Dem Himmel so nah...

von Gipfelkreuzen und Gipfelsprüchen

Titel:

Dem Himmel so nah ... - von Gipfelkreuzen und Gipfelsprüchen

Autor:

Claudia Matthis

Autor:

Berenkamp-Verlag, Innsbruck 2002
Umfang: 160 Seiten, illustriert 24 x 15 cm, gebunden

Sprache:

deutsch

Preis:

ca. EUR 18,50

Für wen:

Für alle, die fasziniert sind von der Gipfelkreuz- und Gipfelbuch- "Kultur" oder Anregungen für ihre nächste Gipfelbucheintragung suchen..

Unser Urteil:

Wo:

online bei AMAZON

Rezension:

Als Bergsteiger in den Bayerischen und Tiroler Alpen betrachtet man die Kreuze, die auf den allermeisten Gipfeln zu finden sind, in der Regel als Selbstverständlichkeit. Ihr Fehlen verwundert schon einmal, aber Gedanken über ihren Sinn und Zweck geschweige denn über ihr Entstehung machen sich wohl die wenigsten. Der Eintrag ins Gipfelbuch, gehört dazu, mancher lässt sich auch heute dabei noch zu poetischen Ergüssen hinreißen, in der Regel bleibt es jedoch bei Name und Wohnort - eine schlichte Dokumentation des eigenen Erfolges.

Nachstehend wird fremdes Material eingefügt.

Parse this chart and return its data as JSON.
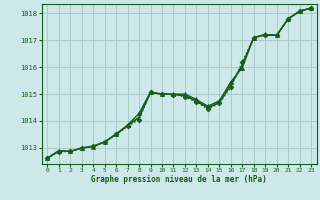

Dieses aufwendig gemachte Büchlein stellt die Selbstverständlichkeit der Gipfelkreuze in Frage, indem es versucht, die Hintergründe dieser Tradition - die ja keineswegs für die Berge der Welt, ja nicht einmal für die gesamten Alpen zutrifft - zu beleuchten. Nach einer kurzen, etwas überspannten, mystifizierten Betrachtung über Sinn und Wesen der Berge, beschäftigt sich der ausführliche erste Teil mit der Bedeutung der Kreuzaufstellung in den Bergen: Von den Flurkreuzen, die immer höher wanderten, über die Wetterkreuze, die Almen und Vieh vor Unwetter schützen sollten, wird der Bogen gespannt zu den Gipfelkreuzen. Dem ursprünglich religiösen Motiv gesellen sich im Lauf der Zeit andere Gründe dazu: Stolz auf die vollbrachte Leistung, Demonstration von Heldentum, aber auch gerade zu Anfangszeiten des Alpinismus der Versuch, sich vor Gott zu rechtfertigen und ihn wegen des Vordringens in bisher unangetastete Höhen milde zu stimmen. Diese Geschichte der Gipfelkreuze ist interessant und bringt dem Leser einige neue, teils überraschende, teils eigentlich naheliegende Erkenntnisse.

Die Bedeutung des spezifisch christlichen kulturellen Hintergrundes wird deutlich. Recht ausführlich geht die Autorin auf die sich wandelnde religiöse Bedeutung der Gipfelkreuze ein. Diese Betrachtungen sind teilweise etwas undifferenziert und wenig eindeutig. Die religiöse Dimension wird stark in den Vordergrund geschoben, andere Motive unterschwellig verurteilt, obwohl sie im Laufe der Zeit immer mehr an Bedeutung gewonnen haben dürften. Den groben Abriss sich wandelnder Gottesbilder hätte man sich in diesem Zusammenhang auch sparen können; der Versuch, Religionsgeschichte zu interpretieren sprengt den Rahmen und wirkt unangemessen.

Kurz beschäftigt sich der erste Teil dann noch mit der Tradition der Gipfelbücher, die anfangs hauptsächlich Tourenbeschreibungen enthielten. Der Weiterentwicklung dieses Brauchs ist dann der zweite, größere Teil des Buches gewidmet., der - unkommentiert - eine bunte Sammlung von Sprüchen, Gedichten, Weisheiten und anderen Einträgen aus einem Jahrhundert enthält. Der Schwerpunkt liegt dabei bei Eintragungen aus der Nachkriegszeit, in der die meisten Gipfelbücher gefüllt wurden. Hier findet sich viel Lustiges, auch Einiges zum Nachdenken und so manche Kuriosität. Ein Büchlein zum Blättern und Schmökern für alle, die Volks- und Alltagskultur etwas abgewinnen können und die konzentrierte Sammlung von Originellem den Einzelentdeckungen der Originale vorziehen. Hervorheben muss man noch die vielen schönen Bilder von Gipfelkreuzen, die manch bekannten Gipfel in neuem Licht erscheinen lassen.